Iron-enriched microglia have been shown to have an elevated production of pro-inflammatory cytokines and ROS production (Zhang et al., 2006; Rathnasamy et al., 2011; Mehta et al., 2013), which could promote inflammation in MS. Deferoxamine has been shown to reduce the release of these pro-inflammatory molecules (Rathnasamy et al., 2011) (Table 2), although the mechanism may be via the induction/stabilization of HIF-1α (hypoxia-inducible factor 1α) (Rathnasamy et al., 2013) (discussed below).

Iron chelation therapy could limit the uptake of iron in the brain (Crowe and Morgan, 1994) and limit mitochondria dysfunction (Table 2). Iron uptake can increase in mitochondria following oxidative damage (Mastroberardino et al., 2009). In a kainite-induced status epilepticus rat model, chelatable iron levels increased in mitochondria and chelation therapy [N,N'-bis (2-hydroxybenzyl) ethylenediamine-N,N'-diacetic acid] lessened mitochondrial changes and improved neuronal survival (Liang et al., 2008). Deferiprone can also cause the redistribution of iron within cells, e.g., shift labile iron from mitochondria (Sohn et al., 2008). Furthermore, since oxidative damage to DNA has been observed in MS (Vladimirova et al., 1998), it is relevant to note that iron can inhibit DNA repair machinery in neurons and in brain extracts in vitro, and the inhibition was lessened in the latter by deferoxamine (Li et al., 2009). Removal of iron from the brain may require repeated or extended administration of a chelator since very short-term chelation therapy (less than 3 h) to young rats (15 days) did not appreciably reduce radiolabel iron in the brain that was administered 2 or 24 h prior to chelation (Crowe and Morgan, 1994).

Iron chelation could also lead to protection of CNS structures via a preconditioning mechanism. HIF-1α is a transcription factor that responds to hypoxic conditions by inducing the expression of an array of proteins for adaptive responses to a lower oxygen state (Singh et al., 2012). In normoxia conditions, HIF-1α becomes hydroxylated, e.g., by prolyl hydroxylase, which is iron-dependent and utilizes oxygen as a substrate, resulting in proteasomal degradation of HIF-1α (Semenza, 2012). In hypoxic conditions, the lower oxygen level limits hydroxylation and, as a result, HIF-1α stability and activity are increased (Semenza, 2012). Iron chelators are thought to remove iron from hydroxylases, thereby inhibiting their activity and limiting proteosomal degradation of HIF-1α, allowing it to be active (Semenza, 2012). Thus, deferoxamine is thought to act by stabilizing the expression of HIF-1α (Jiang et al., 1997; Schofield and Ratcliffe, 2005), and in a study of the rat kidney, an analog of deferiprone, CP94, also stabilized HIF-1α (Baek et al., 2011).

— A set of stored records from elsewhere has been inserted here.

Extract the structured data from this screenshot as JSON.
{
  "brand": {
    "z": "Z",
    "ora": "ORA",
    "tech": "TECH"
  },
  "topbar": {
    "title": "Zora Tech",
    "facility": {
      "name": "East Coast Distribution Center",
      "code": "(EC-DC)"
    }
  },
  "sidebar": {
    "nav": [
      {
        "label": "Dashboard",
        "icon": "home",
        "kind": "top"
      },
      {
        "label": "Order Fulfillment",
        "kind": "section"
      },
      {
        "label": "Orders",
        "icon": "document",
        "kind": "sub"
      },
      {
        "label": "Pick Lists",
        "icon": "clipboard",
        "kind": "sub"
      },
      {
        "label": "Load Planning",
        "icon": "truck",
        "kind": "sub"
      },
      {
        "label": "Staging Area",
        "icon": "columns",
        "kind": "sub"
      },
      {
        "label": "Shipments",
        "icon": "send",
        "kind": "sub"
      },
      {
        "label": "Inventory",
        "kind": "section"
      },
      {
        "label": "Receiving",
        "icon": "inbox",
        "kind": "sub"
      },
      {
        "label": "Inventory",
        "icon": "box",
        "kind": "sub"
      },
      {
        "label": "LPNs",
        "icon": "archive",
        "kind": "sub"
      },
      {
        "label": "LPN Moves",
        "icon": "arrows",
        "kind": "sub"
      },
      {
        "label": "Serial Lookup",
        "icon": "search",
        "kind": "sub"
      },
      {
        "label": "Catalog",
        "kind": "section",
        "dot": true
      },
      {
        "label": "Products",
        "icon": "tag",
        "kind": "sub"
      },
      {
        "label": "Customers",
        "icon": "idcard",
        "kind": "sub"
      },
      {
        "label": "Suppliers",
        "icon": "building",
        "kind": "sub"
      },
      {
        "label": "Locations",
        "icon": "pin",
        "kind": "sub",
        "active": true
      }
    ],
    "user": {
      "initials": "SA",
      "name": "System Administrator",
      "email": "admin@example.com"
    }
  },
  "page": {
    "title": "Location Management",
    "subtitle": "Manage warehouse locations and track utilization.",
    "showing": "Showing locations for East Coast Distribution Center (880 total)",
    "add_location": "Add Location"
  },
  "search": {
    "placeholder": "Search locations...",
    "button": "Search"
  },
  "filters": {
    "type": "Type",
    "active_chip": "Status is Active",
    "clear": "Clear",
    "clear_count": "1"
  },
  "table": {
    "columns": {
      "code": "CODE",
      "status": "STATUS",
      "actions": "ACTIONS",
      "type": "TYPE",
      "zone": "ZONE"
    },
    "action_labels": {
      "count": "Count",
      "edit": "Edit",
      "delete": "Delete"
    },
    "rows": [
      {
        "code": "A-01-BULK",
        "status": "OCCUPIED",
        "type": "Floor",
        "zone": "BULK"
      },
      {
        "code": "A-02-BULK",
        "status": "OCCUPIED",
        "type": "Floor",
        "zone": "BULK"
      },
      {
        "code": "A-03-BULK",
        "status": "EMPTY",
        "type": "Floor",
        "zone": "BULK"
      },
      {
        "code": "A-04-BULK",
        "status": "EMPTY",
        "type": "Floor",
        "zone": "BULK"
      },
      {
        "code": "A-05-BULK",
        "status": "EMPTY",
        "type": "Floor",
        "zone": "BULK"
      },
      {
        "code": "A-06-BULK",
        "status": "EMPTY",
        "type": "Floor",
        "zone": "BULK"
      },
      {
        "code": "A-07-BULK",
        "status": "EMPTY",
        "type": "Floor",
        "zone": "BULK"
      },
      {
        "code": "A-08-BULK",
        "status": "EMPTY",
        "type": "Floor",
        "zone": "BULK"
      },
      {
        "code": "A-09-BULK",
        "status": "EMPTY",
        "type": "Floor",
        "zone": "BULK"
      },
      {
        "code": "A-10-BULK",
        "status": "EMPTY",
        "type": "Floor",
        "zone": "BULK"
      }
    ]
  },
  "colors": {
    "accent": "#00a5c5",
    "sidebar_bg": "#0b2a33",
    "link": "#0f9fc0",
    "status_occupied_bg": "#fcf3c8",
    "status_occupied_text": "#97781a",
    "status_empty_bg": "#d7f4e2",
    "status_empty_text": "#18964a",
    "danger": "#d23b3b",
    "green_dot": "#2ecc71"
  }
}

Preconditioning with the iron chelator deferoxamine provided protection against CNS injury, e.g., in ischemia models (Prass et al., 2002; Zhu et al., 2008; Singh et al., 2012), and increased the viability of oligodendrocytes following exposure to TNF-α in vitro (Yao et al., 2008).

Some of the downstream genes regulated by HIF-1α include proteins involved with iron metabolism, e.g., transferrin, transferrin receptor, and heme oxygenase (Mole, 2010; Weinreb et al., 2013). Hence, the induction/stabilization of HIF-1α could perform a preconditioning role in MS; in fact, HIF-1α and downstream genes that it controls, such as transferrin receptor, are induced in normal-appearing white matter from MS patients (Graumann et al., 2003). This induction may help oligodendrocytes perform their normal function while under duress in MS, and other HIF-1α up-regulated genes may provide neuroprotection (Graumann et al., 2003). Methylprednisolone, which is commonly used to treat disease relapses, induced HIF-1α in cultured oligodendrocytes and protected them from excitotoxic cell death, i.e., exposure to AMPA (Sun et al., 2010). Low-dose prophylactic administration of deferoxamine (40 mg/kg per day) or deferasirox (10 or 20 mg/kg per day) reduced the volume of injury in a stroke model in mice, but their mechanism of action was thought to be independent of HIF-1α (Zhao and Rempe, 2011).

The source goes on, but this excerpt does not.